“You must treat each application as a new opportunity, not as one more potential disappointment.”

This was a sentence put to me recently by an expert in his industry when explaining how he maintained resilience in a tough market.

It was suggested I speak to him as he was someone I needed to know within a niche industry sector I was exploring.

At the time, he had just started a contract with a reputable government body and was working on challenging cases and achieving a great work/life balance.

Given his great background and previous experience, I presumed he had strolled into this role as he had all the prerequisite skills, contacts and experience – and a great demeanour to match.

I was surprised to learn that he had plenty of unsuccessful applications prior to gaining the job he was in.

With a smile on his face he told me how he couldn’t let the past rejection show when he went for interviews. He said you need to brush them off and treat each application as a brand new opportunity: not as one more potential disappointment.

Easier said than done, obviously! But it got me thinking as it was a powerful message about maintaining resilience while looking for your next role, particularly if you’re not currently employed. Taking a leaf out of his book, I’ve compiled a few key steps to building and maintaining resilience in a tough market.

It’s competitive out there

Rather than be intimidated or disheartened by this fact, take it as an opportunity to stand out from the pack. Join groups on LinkedIn relating to your industry, connect with old colleagues to see what they’re up to, where they’re working and go to as many work events as possible (industry related, run by peak-bodies etc.).

Consider further study; other than ensuring all your role-specific tickets and qualifications are still in date, take some time to reflect on what skill gaps you may have or where you’d like to grow.

Research training providers thoroughly and only commit to studying something that genuinely interests you. A big trap I see candidates fall into is doing a course because they think ‘it’ll look good on the CV’ or that it will guarantee them a job/higher income.

Unfortunately there are no guarantees in life; so if nothing else – doing a course because you want to rather than thinking you have to will be an enjoyable and worthwhile experience.

Take all applications seriously, give them the time they deserve

Tailor each application, make sure all of your details are up-to-date and correct. Don’t just do one CV for every job and send the same cover letter. Tailor it to each particular job and detail exactly why you are suitable for this particular role. Here are a few great articles on how to keep your resume out of the no pile or how to write a CV see this great article.
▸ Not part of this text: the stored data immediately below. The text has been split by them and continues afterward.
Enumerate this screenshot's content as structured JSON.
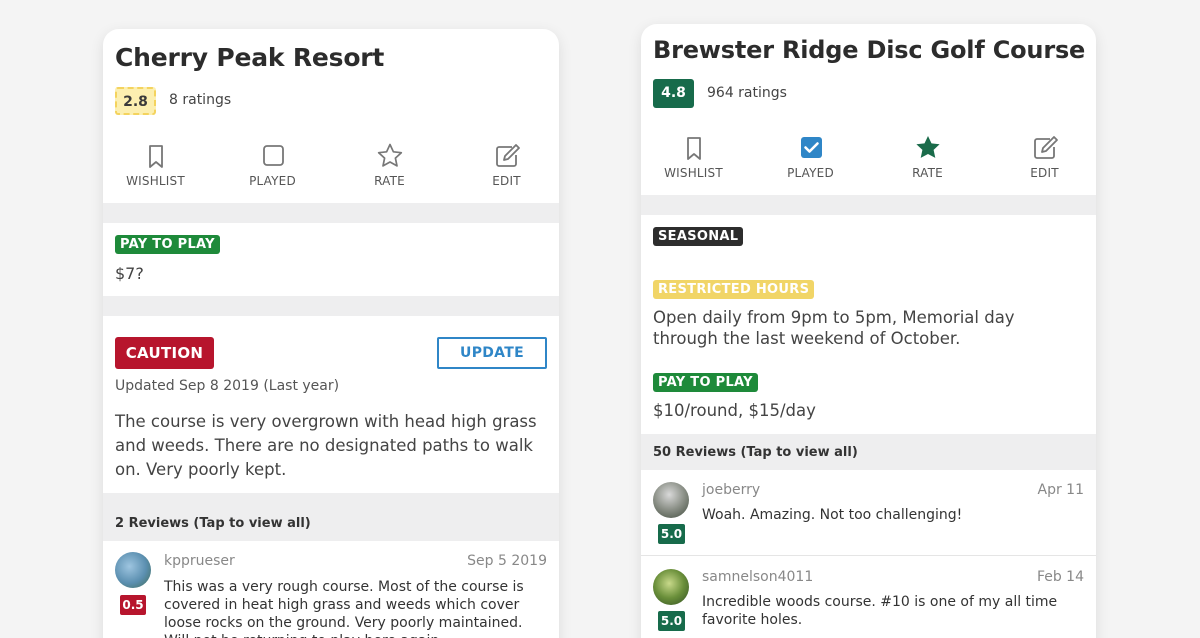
{
  "cards": [
    {
      "title": "Cherry Peak Resort",
      "rating": "2.8",
      "rating_count": "8 ratings",
      "actions": {
        "wishlist": "WISHLIST",
        "played": "PLAYED",
        "rate": "RATE",
        "edit": "EDIT"
      },
      "pay_to_play": {
        "label": "PAY TO PLAY",
        "price": "$7?"
      },
      "caution": {
        "label": "CAUTION",
        "update_button": "UPDATE",
        "updated": "Updated Sep 8 2019 (Last year)",
        "text": "The course is very overgrown with head high grass and weeds. There are no designated paths to walk on. Very poorly kept."
      },
      "reviews_header": "2 Reviews (Tap to view all)",
      "reviews": [
        {
          "user": "kpprueser",
          "date": "Sep 5 2019",
          "score": "0.5",
          "text": "This was a very rough course. Most of the course is covered in heat high grass and weeds which cover loose rocks on the ground. Very poorly maintained. Will not be returning to play here again."
        }
      ]
    },
    {
      "title": "Brewster Ridge Disc Golf Course",
      "rating": "4.8",
      "rating_count": "964 ratings",
      "actions": {
        "wishlist": "WISHLIST",
        "played": "PLAYED",
        "rate": "RATE",
        "edit": "EDIT"
      },
      "seasonal_label": "SEASONAL",
      "restricted": {
        "label": "RESTRICTED HOURS",
        "text": "Open daily from 9pm to 5pm,  Memorial day through the last weekend of October."
      },
      "pay_to_play": {
        "label": "PAY TO PLAY",
        "price": "$10/round, $15/day"
      },
      "reviews_header": "50 Reviews (Tap to view all)",
      "reviews": [
        {
          "user": "joeberry",
          "date": "Apr 11",
          "score": "5.0",
          "text": "Woah. Amazing. Not too challenging!"
        },
        {
          "user": "samnelson4011",
          "date": "Feb 14",
          "score": "5.0",
          "text": "Incredible woods course. #10 is one of my all time favorite holes."
        }
      ]
    }
  ],
  "colors": {
    "green": "#1e8a3a",
    "dark_green": "#176b4b",
    "caution_red": "#b7152d",
    "update_blue": "#2f86c7",
    "restricted_yellow": "#f1d567",
    "rating_yellow": "#fcefb0",
    "played_check_blue": "#2f86c7",
    "star_green": "#1a6b4a"
  },
  "icons": {
    "wishlist": "bookmark-icon",
    "played_unchecked": "checkbox-empty-icon",
    "played_checked": "checkbox-checked-icon",
    "rate_empty": "star-outline-icon",
    "rate_filled": "star-filled-icon",
    "edit": "edit-icon"
  }
}
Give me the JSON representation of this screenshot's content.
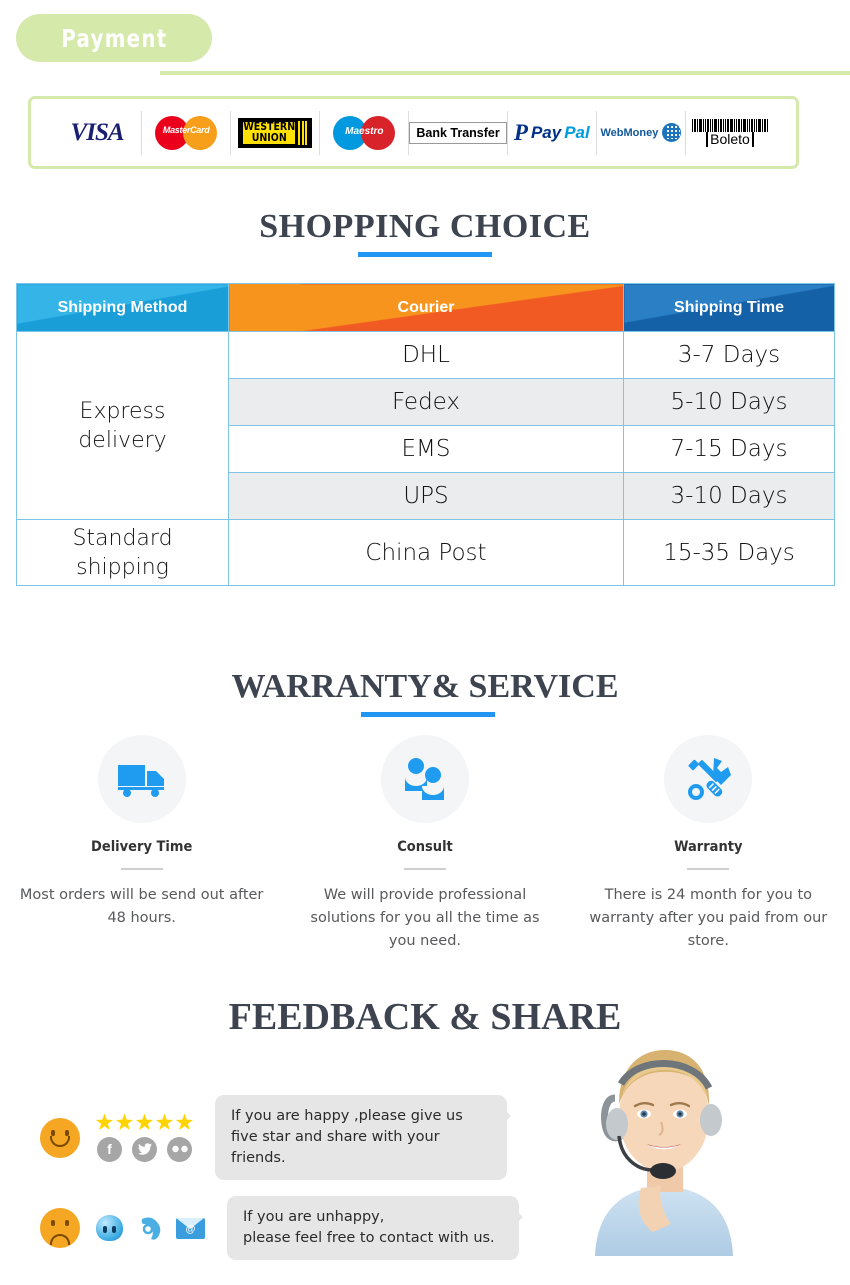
{
  "payment": {
    "badge_label": "Payment",
    "methods": [
      {
        "id": "visa",
        "label": "VISA"
      },
      {
        "id": "mastercard",
        "label": "MasterCard"
      },
      {
        "id": "western-union",
        "label_top": "WESTERN",
        "label_bottom": "UNION"
      },
      {
        "id": "maestro",
        "label": "Maestro"
      },
      {
        "id": "bank-transfer",
        "label": "Bank Transfer"
      },
      {
        "id": "paypal",
        "label_mark": "P",
        "label_pay": "Pay",
        "label_pal": "Pal"
      },
      {
        "id": "webmoney",
        "label": "WebMoney"
      },
      {
        "id": "boleto",
        "label": "Boleto"
      }
    ]
  },
  "shopping_choice": {
    "title": "SHOPPING CHOICE",
    "columns": [
      "Shipping Method",
      "Courier",
      "Shipping Time"
    ],
    "rows": [
      {
        "method": "Express delivery",
        "courier": "DHL",
        "time": "3-7  Days"
      },
      {
        "method": "",
        "courier": "Fedex",
        "time": "5-10 Days"
      },
      {
        "method": "",
        "courier": "EMS",
        "time": "7-15 Days"
      },
      {
        "method": "",
        "courier": "UPS",
        "time": "3-10 Days"
      },
      {
        "method": "Standard shipping",
        "courier": "China Post",
        "time": "15-35 Days"
      }
    ],
    "method_express_line1": "Express",
    "method_express_line2": "delivery",
    "method_standard_line1": "Standard",
    "method_standard_line2": "shipping",
    "accent_color": "#2196f3",
    "header_colors": {
      "left": "#35b4e8",
      "middle": "#f7941e",
      "right": "#2b7fc4"
    }
  },
  "warranty": {
    "title": "WARRANTY& SERVICE",
    "items": [
      {
        "icon": "truck-icon",
        "name": "Delivery Time",
        "desc": "Most orders will be send out after 48 hours."
      },
      {
        "icon": "people-icon",
        "name": "Consult",
        "desc": "We will provide professional solutions for you all the time as you need."
      },
      {
        "icon": "tools-icon",
        "name": "Warranty",
        "desc": "There is  24  month for you to warranty after you paid from our store."
      }
    ]
  },
  "feedback": {
    "title": "FEEDBACK & SHARE",
    "happy": {
      "face": "happy-face-icon",
      "star_count": 5,
      "socials": [
        "facebook-icon",
        "twitter-icon",
        "flickr-icon"
      ],
      "message_line1": "If you are happy ,please give us",
      "message_line2": "five star and share with your friends."
    },
    "unhappy": {
      "face": "sad-face-icon",
      "contacts": [
        "chat-icon",
        "phone-icon",
        "email-icon"
      ],
      "message_line1": "If you are unhappy,",
      "message_line2": "please feel free to contact with us."
    },
    "agent_image": "customer-service-agent-photo"
  }
}
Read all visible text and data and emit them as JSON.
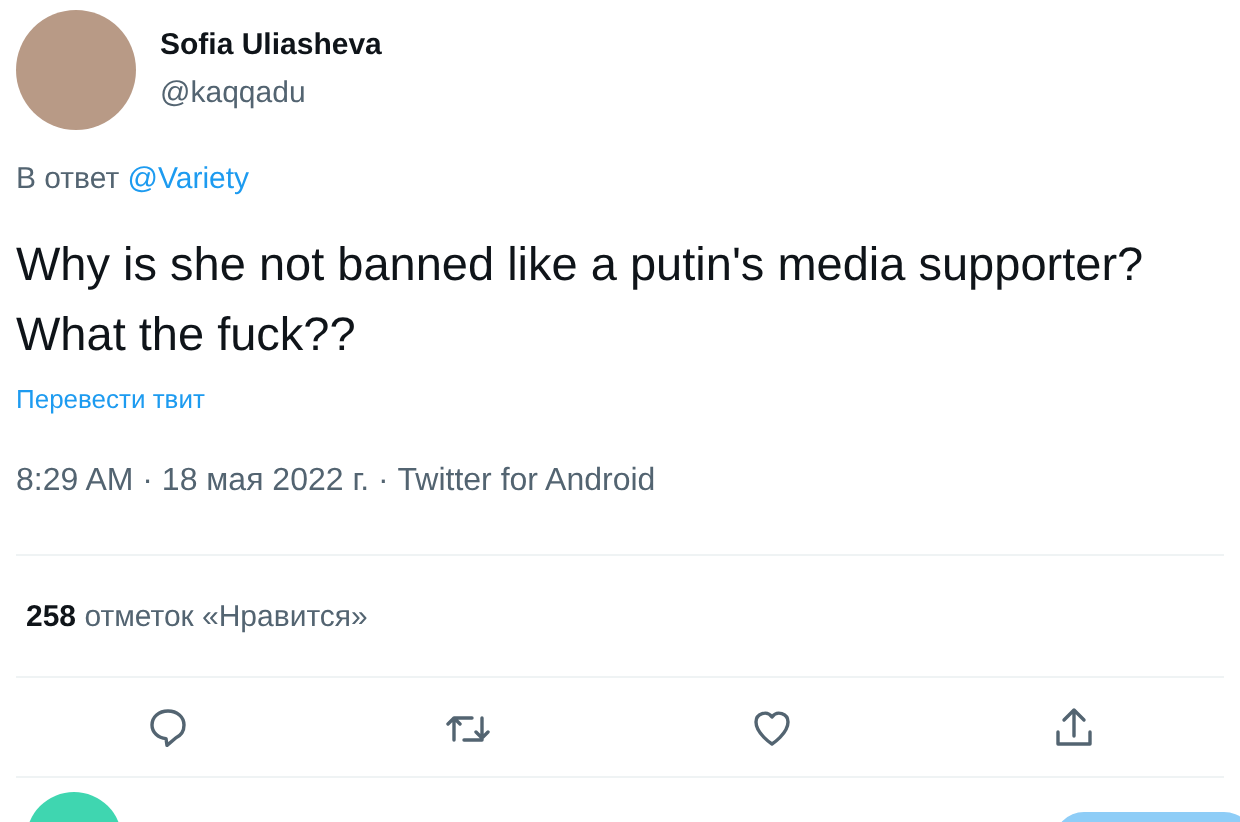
{
  "author": {
    "name": "Sofia Uliasheva",
    "handle": "@kaqqadu"
  },
  "reply_to": {
    "prefix": "В ответ",
    "mention": "@Variety"
  },
  "tweet_lines": [
    "Why is she not banned like a putin's media supporter?",
    "What the fuck??"
  ],
  "translate_link": "Перевести твит",
  "meta": "8:29 AM · 18 мая 2022 г. · Twitter for Android",
  "likes": {
    "count": "258",
    "label": "отметок «Нравится»"
  },
  "actions": [
    {
      "kind": "reply"
    },
    {
      "kind": "retweet"
    },
    {
      "kind": "like"
    },
    {
      "kind": "share"
    }
  ]
}
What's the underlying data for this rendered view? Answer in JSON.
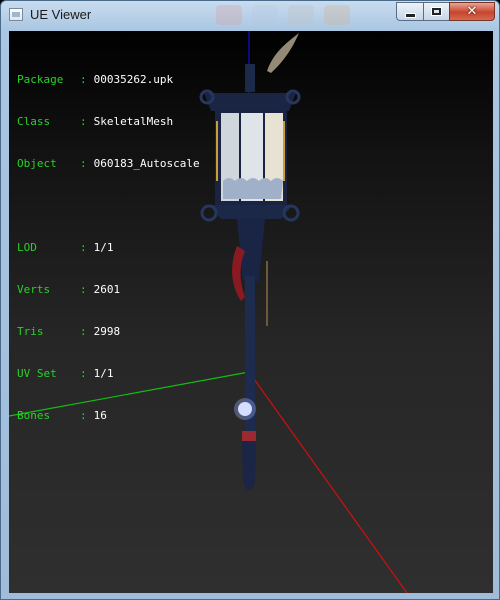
{
  "window": {
    "title": "UE Viewer"
  },
  "titlebar_buttons": {
    "minimize": "minimize-icon",
    "maximize": "maximize-icon",
    "close": "close-icon"
  },
  "info": {
    "group1": [
      {
        "key": "Package",
        "sep": ":",
        "value": "00035262.upk"
      },
      {
        "key": "Class",
        "sep": ":",
        "value": "SkeletalMesh"
      },
      {
        "key": "Object",
        "sep": ":",
        "value": "060183_Autoscale"
      }
    ],
    "group2": [
      {
        "key": "LOD",
        "sep": ":",
        "value": "1/1"
      },
      {
        "key": "Verts",
        "sep": ":",
        "value": "2601"
      },
      {
        "key": "Tris",
        "sep": ":",
        "value": "2998"
      },
      {
        "key": "UV Set",
        "sep": ":",
        "value": "1/1"
      },
      {
        "key": "Bones",
        "sep": ":",
        "value": "16"
      }
    ]
  },
  "colors": {
    "label": "#2ad12a",
    "value": "#ffffff",
    "axis_x": "#d01010",
    "axis_y": "#10c010",
    "axis_z": "#1010d0"
  }
}
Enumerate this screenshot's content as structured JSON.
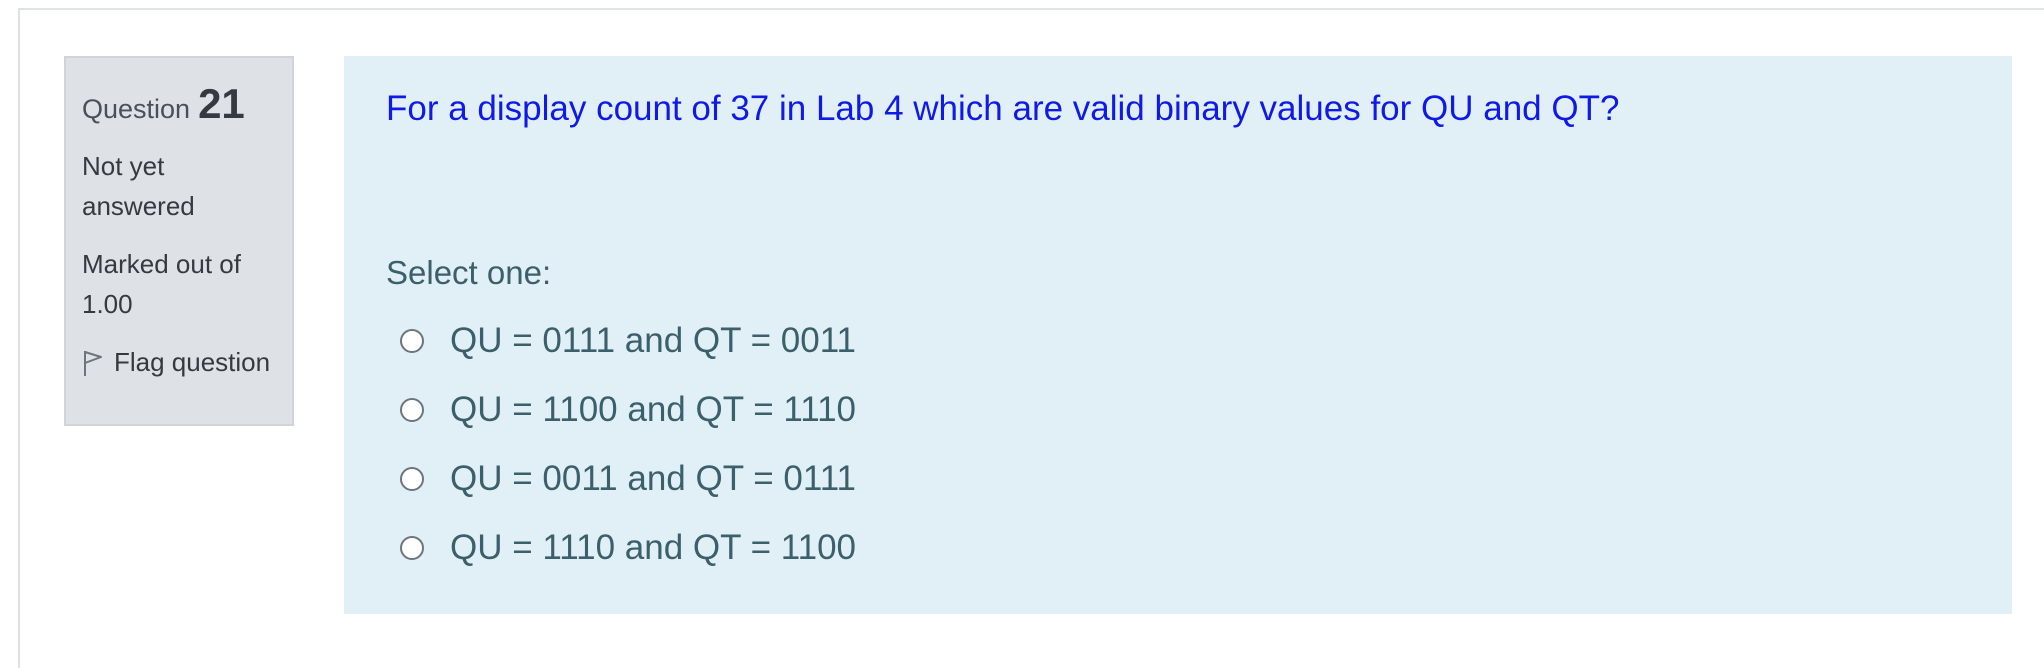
{
  "question_info": {
    "label": "Question",
    "number": "21",
    "state": "Not yet answered",
    "grade": "Marked out of 1.00",
    "flag_label": "Flag question"
  },
  "question": {
    "text": "For a display count of 37 in Lab 4 which are valid binary values for QU and QT?",
    "prompt": "Select one:",
    "answers": [
      "QU = 0111 and QT = 0011",
      "QU = 1100 and QT = 1110",
      "QU = 0011 and QT = 0111",
      "QU = 1110 and QT = 1100"
    ]
  },
  "colors": {
    "info_background": "#dee2e6",
    "content_background": "#e1f0f7",
    "question_text": "#0f1ae6",
    "answer_text": "#3b5f6b"
  },
  "icons": {
    "flag": "flag-outline-icon"
  }
}
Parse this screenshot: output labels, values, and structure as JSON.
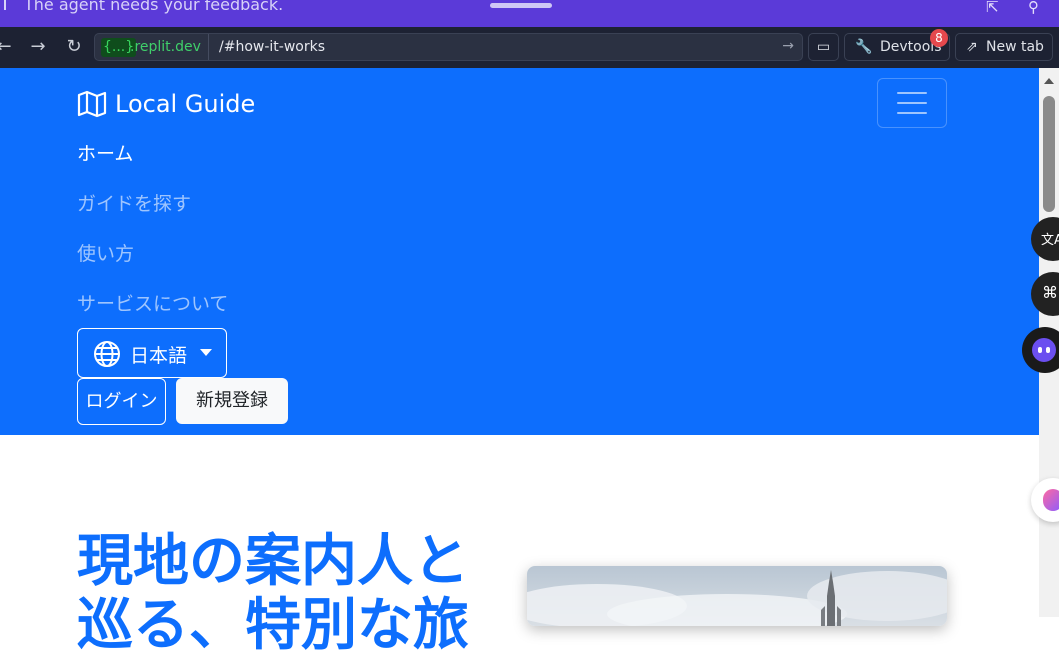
{
  "notice": {
    "text": "The agent needs your feedback."
  },
  "browser": {
    "domain_prefix": "{...}",
    "domain": ".replit.dev",
    "path": "/#how-it-works",
    "devtools_label": "Devtools",
    "devtools_badge": "8",
    "newtab_label": "New tab"
  },
  "nav": {
    "brand": "Local Guide",
    "links": [
      "ホーム",
      "ガイドを探す",
      "使い方",
      "サービスについて"
    ],
    "language": "日本語",
    "login": "ログイン",
    "signup": "新規登録"
  },
  "hero": {
    "title": "現地の案内人と巡る、特別な旅"
  },
  "colors": {
    "primary": "#0d6efd",
    "chrome": "#1d2233",
    "notice": "#5b3ad8"
  }
}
You’ve made it to the interview stage; now make a great impression

Congratulations, you’ve been invited to interview! Your application has stood out from the pack and now an employer wants to take time out of their busy day to meet with you in person. We know it’s competitive out there, so take a moment and congratulate yourself.

One mistake I see a lot of candidates make is by approaching the interview with the wrong attitude; as another source of disappointment and not as an exciting opportunity.

Don’t let past rejections show

Be careful not to let your apprehension and nerves be misinterpreted as bitterness or negativity. Avoid commenting in generalities such as ‘companies these days are all <something disparaging>’ or ‘most of these places want <something you know you don’t have>’.

Just because you weren’t successful with company X for not having particular experiences or qualifications doesn’t mean company Y won’t have you for the same reason.

I see candidates get hung up on the various reasons they’ve been unsuccessful in getting a position and grow bitter from the experience, which is unfortunate, and counterproductive.

Stop worrying about what could go wrong, and get excited about what could go right.

Take on feedback and keep moving

If you’ve been informed you were unsuccessful for a job there are a few things to keep in mind when asking for feedback.

If you’re dealing with a quality employer you’ll get genuine, useable feedback you can implement. A common one I hear my candidates get frustrated with is that they’re ‘overqualified,’ which is a way of explaining there might not be enough scope in the role to keep you challenged long term.

While this reason can be annoying, understand it’s coming from a place of finding the right person, at the right point in their career, for the right role. Ask for detailed feedback and let the employer know you’d really appreciate their honesty – even if it could sound potentially negative.

When receiving feedback there is only one appropriate response (regardless of whether you agree or not) and that is; THANK YOU.

It’s not productive to argue over feedback; it won’t improve your chances of being reconsidered for that role.

The good news is my contact is still in his fulfilling job, gaining more experience and skills to keep relevant for the changing job market – and acting as an inspiration for jobseekers along the way!